Re: [RFC] mpam,x86,fs/resctrl: Generic schema description Proof of Concept

From: Drew Fustini

Date: Wed Jun 03 2026 - 15:40:37 EST


On Wed, Jun 03, 2026 at 04:15:51PM +0100, Ben Horgan wrote:
> Hi Reinette,
>
> On 5/29/26 19:06, Reinette Chatre wrote:
> > Hi Everybody,
> >
> > It has been a while since we discussed the resctrl changes required to support
> > hardware that has controls with fine granularity or hardware that has multiple
> > controls per resource. For reference, the most recent email discussion can
> > be found at [1] with a summary of discussions in last year's plumbers slides [2].
> >
> > I created a PoC that I believe supports what folks have agreed to so far. I
> > hope this can help us to restart the discussion with the goal that resctrl gains
> > support for upcoming hardware that require these features.
>
> Thank you very much for doing this work. I believe this will be very useful for
> MPAM and other architectures.

Yes, thanks to Reinette for working on the generic schema proof of
concept. This will be helpful for supporting the RISC-V CBQRI (capacity
and bandwidth QoS) spec.

> I plumbed in support for the MB_MIN resource schema which also works under light
> testing.

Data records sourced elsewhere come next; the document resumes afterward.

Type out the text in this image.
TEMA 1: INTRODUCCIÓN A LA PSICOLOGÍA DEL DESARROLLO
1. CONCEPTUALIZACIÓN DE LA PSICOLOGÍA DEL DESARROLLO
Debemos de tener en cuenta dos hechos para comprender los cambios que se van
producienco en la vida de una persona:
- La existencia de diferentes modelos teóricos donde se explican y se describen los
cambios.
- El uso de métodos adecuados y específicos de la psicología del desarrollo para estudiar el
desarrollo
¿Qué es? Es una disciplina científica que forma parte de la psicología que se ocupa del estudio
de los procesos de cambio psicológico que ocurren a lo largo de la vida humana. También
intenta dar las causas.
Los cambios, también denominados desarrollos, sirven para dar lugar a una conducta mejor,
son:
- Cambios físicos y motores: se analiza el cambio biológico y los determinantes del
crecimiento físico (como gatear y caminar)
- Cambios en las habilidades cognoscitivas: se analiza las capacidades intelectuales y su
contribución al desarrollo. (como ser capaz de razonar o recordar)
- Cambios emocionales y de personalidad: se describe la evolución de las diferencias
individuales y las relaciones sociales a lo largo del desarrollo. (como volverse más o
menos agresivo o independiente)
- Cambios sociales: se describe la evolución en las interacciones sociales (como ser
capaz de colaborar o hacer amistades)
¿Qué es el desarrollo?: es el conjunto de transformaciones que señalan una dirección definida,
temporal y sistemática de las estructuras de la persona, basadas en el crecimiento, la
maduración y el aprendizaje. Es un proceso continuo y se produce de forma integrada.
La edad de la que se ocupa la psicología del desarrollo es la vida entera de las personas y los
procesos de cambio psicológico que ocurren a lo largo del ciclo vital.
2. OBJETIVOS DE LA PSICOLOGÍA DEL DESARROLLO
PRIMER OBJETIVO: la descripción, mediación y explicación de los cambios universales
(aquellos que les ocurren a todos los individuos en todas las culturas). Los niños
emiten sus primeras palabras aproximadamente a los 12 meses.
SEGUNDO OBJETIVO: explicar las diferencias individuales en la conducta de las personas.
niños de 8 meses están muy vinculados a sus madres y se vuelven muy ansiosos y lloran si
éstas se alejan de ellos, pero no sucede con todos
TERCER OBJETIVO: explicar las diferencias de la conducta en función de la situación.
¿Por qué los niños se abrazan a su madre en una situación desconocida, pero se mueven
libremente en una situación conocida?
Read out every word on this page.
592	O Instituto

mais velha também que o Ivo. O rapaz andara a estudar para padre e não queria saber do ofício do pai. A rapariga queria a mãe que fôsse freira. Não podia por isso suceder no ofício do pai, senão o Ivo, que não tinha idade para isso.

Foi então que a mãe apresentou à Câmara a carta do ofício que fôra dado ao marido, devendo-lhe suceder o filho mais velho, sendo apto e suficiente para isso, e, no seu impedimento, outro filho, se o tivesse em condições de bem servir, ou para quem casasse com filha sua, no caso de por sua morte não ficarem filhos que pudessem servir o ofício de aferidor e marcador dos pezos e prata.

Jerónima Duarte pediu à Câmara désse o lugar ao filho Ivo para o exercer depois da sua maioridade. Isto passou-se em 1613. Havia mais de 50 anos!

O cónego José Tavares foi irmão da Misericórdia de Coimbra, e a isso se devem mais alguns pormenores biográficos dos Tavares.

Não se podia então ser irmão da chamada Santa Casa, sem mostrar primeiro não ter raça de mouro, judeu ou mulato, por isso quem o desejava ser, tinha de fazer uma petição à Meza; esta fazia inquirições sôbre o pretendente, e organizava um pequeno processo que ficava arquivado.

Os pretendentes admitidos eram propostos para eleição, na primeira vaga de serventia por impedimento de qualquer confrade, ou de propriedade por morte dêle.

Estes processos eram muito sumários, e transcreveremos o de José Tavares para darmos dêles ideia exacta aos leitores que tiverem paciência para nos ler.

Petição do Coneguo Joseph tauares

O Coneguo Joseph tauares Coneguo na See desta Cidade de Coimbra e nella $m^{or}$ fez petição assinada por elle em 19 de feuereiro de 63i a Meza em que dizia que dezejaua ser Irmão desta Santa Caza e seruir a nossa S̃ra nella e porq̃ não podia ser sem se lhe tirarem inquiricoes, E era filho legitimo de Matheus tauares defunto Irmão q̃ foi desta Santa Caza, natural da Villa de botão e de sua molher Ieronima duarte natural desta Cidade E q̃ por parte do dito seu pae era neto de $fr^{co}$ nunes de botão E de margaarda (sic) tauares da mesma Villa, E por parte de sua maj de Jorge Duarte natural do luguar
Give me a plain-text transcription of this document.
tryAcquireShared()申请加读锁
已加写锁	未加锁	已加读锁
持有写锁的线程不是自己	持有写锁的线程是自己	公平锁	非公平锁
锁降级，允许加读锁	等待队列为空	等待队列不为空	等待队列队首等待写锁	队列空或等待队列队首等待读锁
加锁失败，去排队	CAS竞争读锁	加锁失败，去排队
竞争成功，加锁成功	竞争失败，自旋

The only fs resctrl code change I needed was:
>
> --- a/include/linux/resctrl.h
> +++ b/include/linux/resctrl.h
> @@ -483,6 +483,9 @@ static inline u32 resctrl_get_default_ctrlval(struct
> resctrl_ctrl *ctrl)
> case RESCTRL_CTRL_BITMAP:
> return BIT_MASK(ctrl->cache.cbm_len) - 1;
> case RESCTRL_CTRL_SCALAR:
> + if (ctrl->name == RESCTRL_CTRL_NAME_MIN)
> + return ctrl->membw.min_bw;
> +
> return ctrl->membw.max_bw;
> }
>
>
> At least on MPAM systems, we use a default of 0 for minimum bandwidth controls
> as the maximum bandwidth controls only take effect if their value is higher than
> the minimum bandwidth value. I have specialised this on the ctrl->name which
> breaks your ctrl->type based classification but that's fixable by just adding a
> default field to membw.

This should be useful for RISC-V.

RESCTRL_CTRL_NAME_MIN maps well to CBQRI Rbwb (reserved bandwidth
blocks). The sum of Rbwb across all control groups must be less than
MRBWB (maximum number of reserved bandwidth blocks). As a result, MB_MIN
needs to default to 1 so that the sum does not violate that rule. In my
RFC series, I added default_to_min to resctrl_membw [1] but this
solution looks cleaner.

> > - No support for "read-modify-write" usage of schemata file. This is where we
> > discussed (without agreement) on possibly introducing the "#" prefix to schemata
> > file entries. This PoC does not support this prefix and the current assumption/expectation
> > is that when user space changes a configuration only the new control values are
> > written to schemata file. I thus do not have a plan to support this so please
> > share opinions in this regard if you have some.
>
> There is now less motivation from the MPAM side for this than when this was
> initially discussed. In pre-upstream versions of the MPAM patches a change in
> the MB resource control value would change both the mpam h/w mbw_min and mbw_max
> values but now (on non-broken h/w) we just change the mbw_max. (mbw_min kept at 0).
>
> However, it would be useful not to be limited by percentages. In my quick
> experimentation with your patches I used a percentage value for MB_MIN but it
> would be best to move away from this. For new controls I think we can mandate
> that user space has to discover the resolution from the info directly but how
> can we retrofit this. For MPAM, MB and MB_MAX, would control the same things.
> Could we just add MB_MAX with a h/w friendly scale and then reflect changes in
> MB_MAX in MB and vica versa with MB taking precedent if both are set? Old
> software can continue setting MB can move to using MB_MAX and take advantage of
> the improved control. (I don't think we should expose the MPAM hardware value
> directly as it has confusion over whether all 1s is 100% or not and we'd like to
> have something generic and friendly to the user.)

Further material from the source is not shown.